Aside from fast fee lanes, suggestions that have strong public support include spreading the peak by providing initiatives for more schools to operate “walking buses” to cut down on school runs (71 percent support); a faster broadband network to make working at home more realistic (70 percent), establishing freight hubs outside inner cities 
(76 percent) and a network of freight priority lanes between the golden triangle of Auckland, Hamilton and Tauranga that motorists can also use for a fee.

CONGESTION CHARGING

Touted recently by Mayor 
Len Brown as a possible solution to our traffic woes – has been successfully implemented in many cities around the world. Launched in February 2003, London’s scheme is one of the largest globally. A low emission zone was also implemented in February 2008 to identify high-polluting commercial fleet vehicles.

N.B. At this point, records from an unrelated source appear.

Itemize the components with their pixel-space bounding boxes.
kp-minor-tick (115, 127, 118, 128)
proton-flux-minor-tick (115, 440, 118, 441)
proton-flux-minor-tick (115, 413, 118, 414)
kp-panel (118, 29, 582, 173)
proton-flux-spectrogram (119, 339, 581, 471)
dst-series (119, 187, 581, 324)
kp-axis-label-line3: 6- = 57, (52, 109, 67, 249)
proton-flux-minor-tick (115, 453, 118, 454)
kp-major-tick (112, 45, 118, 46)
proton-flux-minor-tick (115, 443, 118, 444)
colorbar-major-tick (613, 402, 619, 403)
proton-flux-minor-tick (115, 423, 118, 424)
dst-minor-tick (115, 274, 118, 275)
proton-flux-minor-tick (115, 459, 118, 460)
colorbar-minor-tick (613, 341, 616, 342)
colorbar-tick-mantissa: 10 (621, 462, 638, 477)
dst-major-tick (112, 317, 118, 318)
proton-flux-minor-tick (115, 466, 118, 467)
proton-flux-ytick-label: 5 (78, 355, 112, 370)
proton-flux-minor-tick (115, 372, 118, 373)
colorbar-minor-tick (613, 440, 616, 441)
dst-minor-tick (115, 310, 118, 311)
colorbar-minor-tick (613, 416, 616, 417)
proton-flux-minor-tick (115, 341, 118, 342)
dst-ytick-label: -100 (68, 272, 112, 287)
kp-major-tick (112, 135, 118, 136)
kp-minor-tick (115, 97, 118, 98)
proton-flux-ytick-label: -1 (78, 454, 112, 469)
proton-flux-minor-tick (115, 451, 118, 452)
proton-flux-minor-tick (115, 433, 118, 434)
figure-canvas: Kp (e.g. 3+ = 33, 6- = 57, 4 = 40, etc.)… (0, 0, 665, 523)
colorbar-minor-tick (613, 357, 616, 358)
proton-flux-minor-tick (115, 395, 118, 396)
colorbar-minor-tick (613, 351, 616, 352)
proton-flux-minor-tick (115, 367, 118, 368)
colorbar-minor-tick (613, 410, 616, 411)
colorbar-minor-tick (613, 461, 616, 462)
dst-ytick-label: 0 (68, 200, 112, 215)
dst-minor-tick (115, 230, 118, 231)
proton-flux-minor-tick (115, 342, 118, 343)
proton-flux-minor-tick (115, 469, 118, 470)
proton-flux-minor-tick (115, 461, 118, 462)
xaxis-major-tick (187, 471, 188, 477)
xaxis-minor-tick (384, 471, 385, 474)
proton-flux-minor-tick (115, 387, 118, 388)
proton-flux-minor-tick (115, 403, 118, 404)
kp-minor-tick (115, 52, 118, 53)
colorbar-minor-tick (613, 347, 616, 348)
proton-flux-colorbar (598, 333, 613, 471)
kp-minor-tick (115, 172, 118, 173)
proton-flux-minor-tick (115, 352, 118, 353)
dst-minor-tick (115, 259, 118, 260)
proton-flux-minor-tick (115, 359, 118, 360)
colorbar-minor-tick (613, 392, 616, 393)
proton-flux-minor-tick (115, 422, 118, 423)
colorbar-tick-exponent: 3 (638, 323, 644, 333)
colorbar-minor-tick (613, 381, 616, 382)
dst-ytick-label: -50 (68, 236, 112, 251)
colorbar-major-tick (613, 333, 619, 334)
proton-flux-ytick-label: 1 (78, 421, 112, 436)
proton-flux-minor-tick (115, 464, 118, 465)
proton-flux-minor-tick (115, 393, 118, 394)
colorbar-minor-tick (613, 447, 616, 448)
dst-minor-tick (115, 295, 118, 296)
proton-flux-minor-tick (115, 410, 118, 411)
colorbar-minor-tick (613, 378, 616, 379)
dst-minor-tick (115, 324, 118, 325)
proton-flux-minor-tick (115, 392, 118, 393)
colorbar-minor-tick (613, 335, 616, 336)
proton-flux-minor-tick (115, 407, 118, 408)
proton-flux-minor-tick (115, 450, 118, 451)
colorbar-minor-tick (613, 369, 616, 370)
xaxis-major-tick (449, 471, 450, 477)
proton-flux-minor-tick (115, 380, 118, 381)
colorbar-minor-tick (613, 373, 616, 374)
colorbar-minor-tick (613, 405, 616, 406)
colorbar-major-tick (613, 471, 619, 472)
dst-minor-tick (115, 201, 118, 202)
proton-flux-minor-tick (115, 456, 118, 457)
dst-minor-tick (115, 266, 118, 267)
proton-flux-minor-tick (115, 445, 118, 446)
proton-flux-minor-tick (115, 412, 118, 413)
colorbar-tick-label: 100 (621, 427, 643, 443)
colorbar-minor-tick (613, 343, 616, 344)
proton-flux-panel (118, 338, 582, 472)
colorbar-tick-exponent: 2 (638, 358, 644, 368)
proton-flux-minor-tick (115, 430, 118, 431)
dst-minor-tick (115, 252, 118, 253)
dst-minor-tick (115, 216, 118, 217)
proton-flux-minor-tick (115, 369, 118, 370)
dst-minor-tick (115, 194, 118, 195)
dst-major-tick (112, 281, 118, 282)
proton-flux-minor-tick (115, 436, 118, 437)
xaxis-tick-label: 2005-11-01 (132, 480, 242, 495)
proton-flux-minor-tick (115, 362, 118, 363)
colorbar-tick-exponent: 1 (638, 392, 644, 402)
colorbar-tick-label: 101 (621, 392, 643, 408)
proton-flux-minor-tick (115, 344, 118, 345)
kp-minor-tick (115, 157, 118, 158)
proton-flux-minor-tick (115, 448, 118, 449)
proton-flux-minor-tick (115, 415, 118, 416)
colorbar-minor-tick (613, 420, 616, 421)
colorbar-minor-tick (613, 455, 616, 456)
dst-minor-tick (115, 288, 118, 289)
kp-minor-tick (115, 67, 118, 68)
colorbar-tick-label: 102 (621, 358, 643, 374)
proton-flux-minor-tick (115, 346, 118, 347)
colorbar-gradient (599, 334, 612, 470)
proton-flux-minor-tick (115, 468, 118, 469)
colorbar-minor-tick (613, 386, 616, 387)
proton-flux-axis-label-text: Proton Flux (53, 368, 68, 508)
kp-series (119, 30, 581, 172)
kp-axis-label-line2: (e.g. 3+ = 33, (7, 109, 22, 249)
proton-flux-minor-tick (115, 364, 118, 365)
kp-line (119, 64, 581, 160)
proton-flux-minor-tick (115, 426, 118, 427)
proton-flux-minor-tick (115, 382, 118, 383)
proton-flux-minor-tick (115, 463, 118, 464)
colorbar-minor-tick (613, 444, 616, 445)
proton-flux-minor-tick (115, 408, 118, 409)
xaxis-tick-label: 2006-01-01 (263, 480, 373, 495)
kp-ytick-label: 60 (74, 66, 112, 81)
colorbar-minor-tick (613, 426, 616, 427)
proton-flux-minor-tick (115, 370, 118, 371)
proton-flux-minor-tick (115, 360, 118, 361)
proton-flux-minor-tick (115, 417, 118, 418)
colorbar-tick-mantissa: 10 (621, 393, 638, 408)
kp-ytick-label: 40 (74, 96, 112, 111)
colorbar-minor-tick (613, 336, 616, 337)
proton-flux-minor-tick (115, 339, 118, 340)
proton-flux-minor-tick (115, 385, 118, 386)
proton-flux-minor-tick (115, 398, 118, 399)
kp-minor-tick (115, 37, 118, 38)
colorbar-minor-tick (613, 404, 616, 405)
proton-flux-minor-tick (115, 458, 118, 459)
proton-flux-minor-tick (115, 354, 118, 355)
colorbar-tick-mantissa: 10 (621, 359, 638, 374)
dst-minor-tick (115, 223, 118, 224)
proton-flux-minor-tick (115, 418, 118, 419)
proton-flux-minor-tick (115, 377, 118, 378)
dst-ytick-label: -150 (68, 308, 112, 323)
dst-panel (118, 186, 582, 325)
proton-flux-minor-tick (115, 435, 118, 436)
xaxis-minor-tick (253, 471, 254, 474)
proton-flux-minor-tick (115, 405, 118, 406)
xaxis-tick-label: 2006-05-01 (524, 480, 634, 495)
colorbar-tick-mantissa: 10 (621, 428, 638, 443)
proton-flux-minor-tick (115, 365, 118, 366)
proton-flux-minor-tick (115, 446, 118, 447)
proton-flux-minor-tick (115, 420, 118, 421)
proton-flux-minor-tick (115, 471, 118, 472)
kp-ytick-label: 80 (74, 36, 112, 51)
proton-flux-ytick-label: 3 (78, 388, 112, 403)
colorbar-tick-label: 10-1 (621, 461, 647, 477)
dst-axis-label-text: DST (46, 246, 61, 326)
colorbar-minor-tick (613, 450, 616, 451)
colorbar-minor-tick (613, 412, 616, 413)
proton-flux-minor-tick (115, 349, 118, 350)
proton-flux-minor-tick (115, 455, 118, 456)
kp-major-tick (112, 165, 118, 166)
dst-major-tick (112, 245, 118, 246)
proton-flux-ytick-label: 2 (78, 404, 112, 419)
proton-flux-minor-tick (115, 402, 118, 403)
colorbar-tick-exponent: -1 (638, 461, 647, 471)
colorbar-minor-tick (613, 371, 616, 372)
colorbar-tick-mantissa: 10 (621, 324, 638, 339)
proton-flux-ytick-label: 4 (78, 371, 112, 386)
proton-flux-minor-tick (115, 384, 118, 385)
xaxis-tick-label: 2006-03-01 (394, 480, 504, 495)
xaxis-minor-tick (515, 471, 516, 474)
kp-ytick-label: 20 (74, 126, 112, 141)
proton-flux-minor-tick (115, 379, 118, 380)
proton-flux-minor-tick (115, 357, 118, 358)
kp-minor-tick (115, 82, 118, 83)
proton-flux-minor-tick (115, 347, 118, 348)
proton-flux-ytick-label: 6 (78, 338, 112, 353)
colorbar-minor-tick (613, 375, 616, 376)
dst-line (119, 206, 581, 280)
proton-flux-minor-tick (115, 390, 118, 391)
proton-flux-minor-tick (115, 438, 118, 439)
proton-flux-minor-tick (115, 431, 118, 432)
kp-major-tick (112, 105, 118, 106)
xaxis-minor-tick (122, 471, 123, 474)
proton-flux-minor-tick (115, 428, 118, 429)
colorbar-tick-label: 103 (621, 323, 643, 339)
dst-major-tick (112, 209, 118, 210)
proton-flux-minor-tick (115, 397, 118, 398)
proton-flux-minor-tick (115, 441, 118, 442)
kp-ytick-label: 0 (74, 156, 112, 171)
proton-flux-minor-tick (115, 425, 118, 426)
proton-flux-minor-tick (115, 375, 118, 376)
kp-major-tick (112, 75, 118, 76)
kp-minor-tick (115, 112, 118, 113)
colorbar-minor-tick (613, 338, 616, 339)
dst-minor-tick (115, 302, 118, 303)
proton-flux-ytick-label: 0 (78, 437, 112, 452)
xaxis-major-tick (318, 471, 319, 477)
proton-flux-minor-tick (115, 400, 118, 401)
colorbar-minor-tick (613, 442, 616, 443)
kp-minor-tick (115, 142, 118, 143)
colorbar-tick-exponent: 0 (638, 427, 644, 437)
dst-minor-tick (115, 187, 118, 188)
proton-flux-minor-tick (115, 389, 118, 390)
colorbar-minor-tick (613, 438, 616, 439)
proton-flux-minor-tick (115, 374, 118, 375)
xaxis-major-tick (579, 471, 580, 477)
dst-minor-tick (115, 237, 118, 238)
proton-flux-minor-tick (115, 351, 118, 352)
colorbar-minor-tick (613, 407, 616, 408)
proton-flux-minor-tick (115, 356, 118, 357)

Siemens, which works with Transport for London to develop the traffic monitoring equipment, reports that over five years this has resulted in 21 per cent less four-wheeled traffic in the inner-city charging zone – and cut air pollution by 30 per cent. All net revenue (£148 million in 2009-10) is channelled into further improving transport in the English capital.



IBM designed a similar road-charge system for Stockholm with laser, camera and systems technology that automatically identifies and charges varying rates depending on the time of day. After its trial, the tech company reports traffic was down 25 percent overall, and public transport schedules were revamped to deal with lower congestion. Inner-city retailers experienced a six per cent jump in business. 
The scheme was formally adopted in 2007.